Mahesh Thakker of the Association of Leasing and Financial Services (ALFS) admits that the judgement will provide huge relief to his members, since their business depends heavily on the acceptance of post-dated cheques. According to the ALFS, there are approximately six lakh cases filed under section 138 with regard to bounced cheques involving over Rs 10,000 crore. Many of these cases are pending for as much as a decade and are clogging up the courts and Thakker thinks that these will finally begin to clear up.

However, other victims are scared to be too optimistic ? they would rather wait and watch developments. Over the years, the judiciary has both helped and hurt the recovery process through section 138. One the one hand, the number of courts hearing bounced cheque cases have been increased and some dedicated courts were also set up hear these cases. On the other hand, various court rulings had aided in pointing and clarifying various loopholes for payment dodgers.

But there have been some curious contradictions as well. Although six lakh cases languished, some high profile indictments gave hope to creditors that recovery was not entirely a lost cause. For instance, Hiten Dalal, one of the main scam-accused of the 1992 securities scam was first imprisoned because three cheques issued by him to Standard Chartered Bank had bounced. Similarly, the glamorous and once powerful Rita Singh of Mesco Pharmaceuticals Ltd (MPL) spent time in jail when a Rs 5 lakh cheque to a garment export company was dishonoured in 1996. But other famous defaulters have got away after a burst of bad publicity. These include the publishers of Business India, Parvez Damania, Dinesh Dalmia of DSQ Software and Vinod Baid of the Prudential Group. The last two have scores of cases filed against them and a few arrest warrants as well.

Most of these defaulters incorrigibly found loopholes to the law or ingenious tricks to stall the recovery process. As a result, the tribe of cheque-bouncers increased rapidly. ALFS says that Mumbai alone has around 1,50,000 cheque bouncing cases involving approximately Rs 6,000 crore pending in various courts. The Cheque Victims Grievances Forum claims that approximately 15,000-20,000 new cases were added every year, while only 2 per cent were cleared through a court ruling.

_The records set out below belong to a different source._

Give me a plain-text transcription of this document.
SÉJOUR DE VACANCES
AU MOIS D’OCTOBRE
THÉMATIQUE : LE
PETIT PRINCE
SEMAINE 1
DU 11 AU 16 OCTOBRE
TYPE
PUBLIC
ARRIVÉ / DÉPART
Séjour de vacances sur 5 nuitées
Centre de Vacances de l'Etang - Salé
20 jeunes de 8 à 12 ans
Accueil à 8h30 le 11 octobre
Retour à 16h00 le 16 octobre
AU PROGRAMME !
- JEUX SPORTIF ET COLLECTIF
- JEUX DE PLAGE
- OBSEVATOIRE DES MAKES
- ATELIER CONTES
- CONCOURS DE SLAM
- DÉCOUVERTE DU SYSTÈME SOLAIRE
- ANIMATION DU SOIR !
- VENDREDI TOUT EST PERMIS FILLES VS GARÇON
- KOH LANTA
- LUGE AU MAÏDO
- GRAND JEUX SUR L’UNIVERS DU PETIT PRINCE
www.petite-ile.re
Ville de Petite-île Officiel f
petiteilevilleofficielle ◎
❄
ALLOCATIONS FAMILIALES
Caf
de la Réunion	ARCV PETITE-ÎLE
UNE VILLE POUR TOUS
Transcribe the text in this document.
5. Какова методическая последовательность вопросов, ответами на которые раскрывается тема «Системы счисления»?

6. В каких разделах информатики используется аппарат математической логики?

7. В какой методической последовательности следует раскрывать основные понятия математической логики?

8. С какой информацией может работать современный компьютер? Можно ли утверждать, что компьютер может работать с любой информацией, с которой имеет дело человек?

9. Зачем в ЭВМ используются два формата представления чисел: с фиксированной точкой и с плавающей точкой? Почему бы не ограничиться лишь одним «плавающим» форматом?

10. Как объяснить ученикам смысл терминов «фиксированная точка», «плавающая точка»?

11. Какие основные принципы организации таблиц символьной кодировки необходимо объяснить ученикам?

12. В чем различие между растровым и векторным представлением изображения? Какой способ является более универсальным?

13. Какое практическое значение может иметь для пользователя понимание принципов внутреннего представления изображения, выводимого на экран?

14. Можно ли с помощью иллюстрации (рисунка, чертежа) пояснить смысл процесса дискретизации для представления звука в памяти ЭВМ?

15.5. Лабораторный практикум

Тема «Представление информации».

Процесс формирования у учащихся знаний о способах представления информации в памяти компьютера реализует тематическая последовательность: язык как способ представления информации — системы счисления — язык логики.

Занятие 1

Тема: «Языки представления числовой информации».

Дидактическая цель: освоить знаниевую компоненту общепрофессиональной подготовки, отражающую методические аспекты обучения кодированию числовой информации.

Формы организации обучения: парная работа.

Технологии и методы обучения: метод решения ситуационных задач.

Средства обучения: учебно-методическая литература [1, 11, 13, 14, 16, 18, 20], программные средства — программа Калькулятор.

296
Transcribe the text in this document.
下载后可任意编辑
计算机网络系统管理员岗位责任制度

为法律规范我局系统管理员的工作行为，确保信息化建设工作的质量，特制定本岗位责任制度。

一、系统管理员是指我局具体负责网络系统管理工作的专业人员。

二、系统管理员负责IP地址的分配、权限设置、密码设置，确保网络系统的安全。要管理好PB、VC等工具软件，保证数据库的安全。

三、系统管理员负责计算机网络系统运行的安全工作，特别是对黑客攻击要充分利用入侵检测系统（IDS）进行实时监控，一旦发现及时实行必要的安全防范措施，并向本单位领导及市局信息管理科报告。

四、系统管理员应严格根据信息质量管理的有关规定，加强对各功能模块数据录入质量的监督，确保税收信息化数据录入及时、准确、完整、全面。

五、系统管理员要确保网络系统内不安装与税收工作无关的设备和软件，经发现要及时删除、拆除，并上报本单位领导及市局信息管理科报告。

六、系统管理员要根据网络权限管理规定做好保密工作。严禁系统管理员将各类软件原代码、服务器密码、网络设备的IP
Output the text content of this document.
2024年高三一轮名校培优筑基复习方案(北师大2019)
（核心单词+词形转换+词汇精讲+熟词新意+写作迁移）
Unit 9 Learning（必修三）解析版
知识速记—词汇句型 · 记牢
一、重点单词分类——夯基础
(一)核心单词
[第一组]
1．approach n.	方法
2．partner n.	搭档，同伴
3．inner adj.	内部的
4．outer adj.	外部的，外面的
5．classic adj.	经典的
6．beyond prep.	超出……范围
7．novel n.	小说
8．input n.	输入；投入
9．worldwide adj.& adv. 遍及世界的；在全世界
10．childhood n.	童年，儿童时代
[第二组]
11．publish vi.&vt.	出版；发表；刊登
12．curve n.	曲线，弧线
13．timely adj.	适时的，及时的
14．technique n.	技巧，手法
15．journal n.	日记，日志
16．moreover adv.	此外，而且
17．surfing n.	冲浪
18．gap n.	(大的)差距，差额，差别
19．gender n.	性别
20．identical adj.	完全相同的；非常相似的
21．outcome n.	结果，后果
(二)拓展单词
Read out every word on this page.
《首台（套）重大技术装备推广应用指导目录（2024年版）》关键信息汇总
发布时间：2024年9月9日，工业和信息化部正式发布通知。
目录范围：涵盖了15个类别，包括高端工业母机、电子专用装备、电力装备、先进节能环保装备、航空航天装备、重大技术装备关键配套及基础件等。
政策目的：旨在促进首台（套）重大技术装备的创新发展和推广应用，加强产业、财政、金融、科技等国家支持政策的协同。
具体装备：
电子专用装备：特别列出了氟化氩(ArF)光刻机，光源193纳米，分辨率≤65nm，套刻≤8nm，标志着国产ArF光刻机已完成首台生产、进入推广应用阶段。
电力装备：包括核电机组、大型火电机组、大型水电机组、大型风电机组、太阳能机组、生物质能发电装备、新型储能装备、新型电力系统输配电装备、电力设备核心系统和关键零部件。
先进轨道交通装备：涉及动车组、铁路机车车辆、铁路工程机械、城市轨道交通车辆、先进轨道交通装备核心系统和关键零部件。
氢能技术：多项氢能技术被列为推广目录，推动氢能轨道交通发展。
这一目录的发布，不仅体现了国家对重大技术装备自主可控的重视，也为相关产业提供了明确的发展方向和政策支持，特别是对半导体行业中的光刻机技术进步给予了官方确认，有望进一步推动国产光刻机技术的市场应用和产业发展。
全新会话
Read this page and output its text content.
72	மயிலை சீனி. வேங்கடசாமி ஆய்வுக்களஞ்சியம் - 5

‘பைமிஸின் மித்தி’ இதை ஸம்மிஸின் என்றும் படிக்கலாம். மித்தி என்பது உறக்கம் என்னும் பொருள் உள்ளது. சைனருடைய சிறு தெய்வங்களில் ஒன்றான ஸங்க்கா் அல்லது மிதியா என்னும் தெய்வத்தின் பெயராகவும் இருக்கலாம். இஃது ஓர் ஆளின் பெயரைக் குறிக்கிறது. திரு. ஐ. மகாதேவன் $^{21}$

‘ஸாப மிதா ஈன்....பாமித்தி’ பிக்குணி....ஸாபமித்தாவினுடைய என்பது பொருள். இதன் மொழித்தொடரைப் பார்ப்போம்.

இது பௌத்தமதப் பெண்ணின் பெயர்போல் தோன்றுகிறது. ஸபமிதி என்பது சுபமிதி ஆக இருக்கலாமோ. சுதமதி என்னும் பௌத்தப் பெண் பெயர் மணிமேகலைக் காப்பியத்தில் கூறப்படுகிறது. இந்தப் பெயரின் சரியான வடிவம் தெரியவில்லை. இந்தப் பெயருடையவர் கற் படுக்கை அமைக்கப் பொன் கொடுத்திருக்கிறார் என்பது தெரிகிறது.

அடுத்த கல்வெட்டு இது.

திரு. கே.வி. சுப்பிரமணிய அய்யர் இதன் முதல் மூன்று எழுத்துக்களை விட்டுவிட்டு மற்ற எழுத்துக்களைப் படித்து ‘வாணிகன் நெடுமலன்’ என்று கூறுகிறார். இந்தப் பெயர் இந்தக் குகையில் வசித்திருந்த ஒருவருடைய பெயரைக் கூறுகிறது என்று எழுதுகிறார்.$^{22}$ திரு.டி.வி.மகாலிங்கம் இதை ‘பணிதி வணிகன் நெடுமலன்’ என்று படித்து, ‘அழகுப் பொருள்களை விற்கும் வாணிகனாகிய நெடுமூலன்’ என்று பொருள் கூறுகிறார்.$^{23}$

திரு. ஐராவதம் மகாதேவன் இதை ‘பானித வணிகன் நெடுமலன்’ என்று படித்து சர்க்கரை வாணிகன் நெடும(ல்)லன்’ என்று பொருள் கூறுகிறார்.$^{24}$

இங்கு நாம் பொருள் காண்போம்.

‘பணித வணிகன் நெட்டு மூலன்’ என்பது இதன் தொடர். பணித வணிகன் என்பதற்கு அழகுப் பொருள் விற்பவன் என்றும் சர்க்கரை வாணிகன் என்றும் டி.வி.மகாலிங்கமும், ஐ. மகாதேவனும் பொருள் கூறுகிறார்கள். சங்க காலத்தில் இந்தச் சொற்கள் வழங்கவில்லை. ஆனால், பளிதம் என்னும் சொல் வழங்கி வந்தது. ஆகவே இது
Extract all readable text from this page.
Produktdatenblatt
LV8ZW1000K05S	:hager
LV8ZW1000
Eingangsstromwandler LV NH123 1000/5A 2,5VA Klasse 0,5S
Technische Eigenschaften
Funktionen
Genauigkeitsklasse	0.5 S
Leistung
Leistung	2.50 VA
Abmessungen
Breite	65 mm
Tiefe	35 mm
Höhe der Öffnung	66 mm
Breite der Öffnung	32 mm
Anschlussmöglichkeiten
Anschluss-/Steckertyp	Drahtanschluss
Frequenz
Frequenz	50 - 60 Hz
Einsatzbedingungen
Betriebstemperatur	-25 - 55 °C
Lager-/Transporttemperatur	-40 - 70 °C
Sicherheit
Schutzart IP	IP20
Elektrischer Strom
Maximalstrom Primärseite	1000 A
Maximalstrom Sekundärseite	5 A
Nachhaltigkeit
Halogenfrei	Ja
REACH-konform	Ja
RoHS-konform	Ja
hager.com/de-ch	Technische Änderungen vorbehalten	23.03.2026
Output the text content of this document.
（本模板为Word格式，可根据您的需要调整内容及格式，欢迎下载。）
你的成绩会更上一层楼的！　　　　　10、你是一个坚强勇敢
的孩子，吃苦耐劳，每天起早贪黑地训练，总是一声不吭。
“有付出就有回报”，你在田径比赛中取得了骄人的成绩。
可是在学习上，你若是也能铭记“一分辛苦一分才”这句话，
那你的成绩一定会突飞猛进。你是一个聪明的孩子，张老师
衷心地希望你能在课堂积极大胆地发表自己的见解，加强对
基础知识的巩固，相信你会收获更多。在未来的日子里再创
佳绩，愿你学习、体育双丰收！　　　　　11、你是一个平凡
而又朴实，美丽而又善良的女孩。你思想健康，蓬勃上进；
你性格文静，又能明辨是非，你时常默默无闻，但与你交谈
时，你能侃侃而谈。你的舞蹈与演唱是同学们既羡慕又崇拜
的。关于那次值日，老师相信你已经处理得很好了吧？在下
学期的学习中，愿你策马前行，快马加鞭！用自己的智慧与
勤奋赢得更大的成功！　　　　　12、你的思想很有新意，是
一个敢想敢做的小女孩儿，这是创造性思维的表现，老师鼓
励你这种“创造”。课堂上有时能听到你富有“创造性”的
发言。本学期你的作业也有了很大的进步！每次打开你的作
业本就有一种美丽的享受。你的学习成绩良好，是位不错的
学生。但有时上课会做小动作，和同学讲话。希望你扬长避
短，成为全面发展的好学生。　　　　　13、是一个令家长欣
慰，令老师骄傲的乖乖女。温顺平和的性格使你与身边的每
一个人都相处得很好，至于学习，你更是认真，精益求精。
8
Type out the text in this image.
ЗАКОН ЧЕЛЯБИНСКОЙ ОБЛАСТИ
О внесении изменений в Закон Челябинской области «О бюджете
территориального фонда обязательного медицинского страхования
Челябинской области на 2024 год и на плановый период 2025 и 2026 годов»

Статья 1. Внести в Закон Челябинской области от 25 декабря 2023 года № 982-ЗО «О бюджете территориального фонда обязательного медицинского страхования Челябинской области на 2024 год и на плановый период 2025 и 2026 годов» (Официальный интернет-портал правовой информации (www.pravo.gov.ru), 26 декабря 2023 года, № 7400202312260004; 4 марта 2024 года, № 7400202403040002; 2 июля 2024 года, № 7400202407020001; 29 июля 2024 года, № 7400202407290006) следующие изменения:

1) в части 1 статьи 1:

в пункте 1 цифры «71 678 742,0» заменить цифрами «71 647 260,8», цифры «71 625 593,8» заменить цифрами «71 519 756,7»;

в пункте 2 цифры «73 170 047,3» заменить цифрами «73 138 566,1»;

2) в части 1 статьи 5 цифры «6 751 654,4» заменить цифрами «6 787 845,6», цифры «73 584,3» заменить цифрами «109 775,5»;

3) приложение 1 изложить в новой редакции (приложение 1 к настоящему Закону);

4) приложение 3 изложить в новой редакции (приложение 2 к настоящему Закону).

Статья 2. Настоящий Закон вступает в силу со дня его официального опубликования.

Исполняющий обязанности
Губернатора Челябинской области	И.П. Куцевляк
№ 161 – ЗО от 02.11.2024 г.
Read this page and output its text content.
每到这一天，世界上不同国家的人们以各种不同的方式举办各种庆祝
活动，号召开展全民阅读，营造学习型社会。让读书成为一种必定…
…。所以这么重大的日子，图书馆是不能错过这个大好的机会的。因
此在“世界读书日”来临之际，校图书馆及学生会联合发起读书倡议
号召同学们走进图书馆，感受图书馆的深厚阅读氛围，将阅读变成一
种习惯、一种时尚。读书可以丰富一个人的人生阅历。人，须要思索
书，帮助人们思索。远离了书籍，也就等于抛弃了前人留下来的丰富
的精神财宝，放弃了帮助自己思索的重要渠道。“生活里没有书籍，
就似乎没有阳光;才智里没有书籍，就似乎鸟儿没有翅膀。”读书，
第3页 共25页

A stunning majority of cases are mutually settled with the creditor accepting almost anything that the defaulter is willing to pay immediately and barely 25 cases per year are resolved through the court.

This time the legal amendments combined with the Supreme Court judgement hold out real hope that cheque bouncing would reduce dramatically. But when the dodgers use dirty tricks such as deliberately signing wrongly on cheques, forgetting to attest alterations made on cheques, or not signing cheques at all, then stiff punishment is the only answer. In a discussion in the Rajya Sabha, Maharashtra MP, Prithviraj Chavan, said that he had received an Income Tax refund cheque without the signature of the Income Tax officer, and believes that it was done deliberately.

The next few months should expose the ingenuity of artful cheque dodgers and demonstrate whether the mountain of outstanding cases does begin to shrink.

The tightening of the law certainly addresses one aspect of the problem, but it is upto the courts to address the other part. Unless courts are determined to dispose bounced cheque cases swiftly, they will continue piling up. Otherwise, a few harsh and deterrent rulings could send the signal that dodging payments can be a dangerous and expensive business.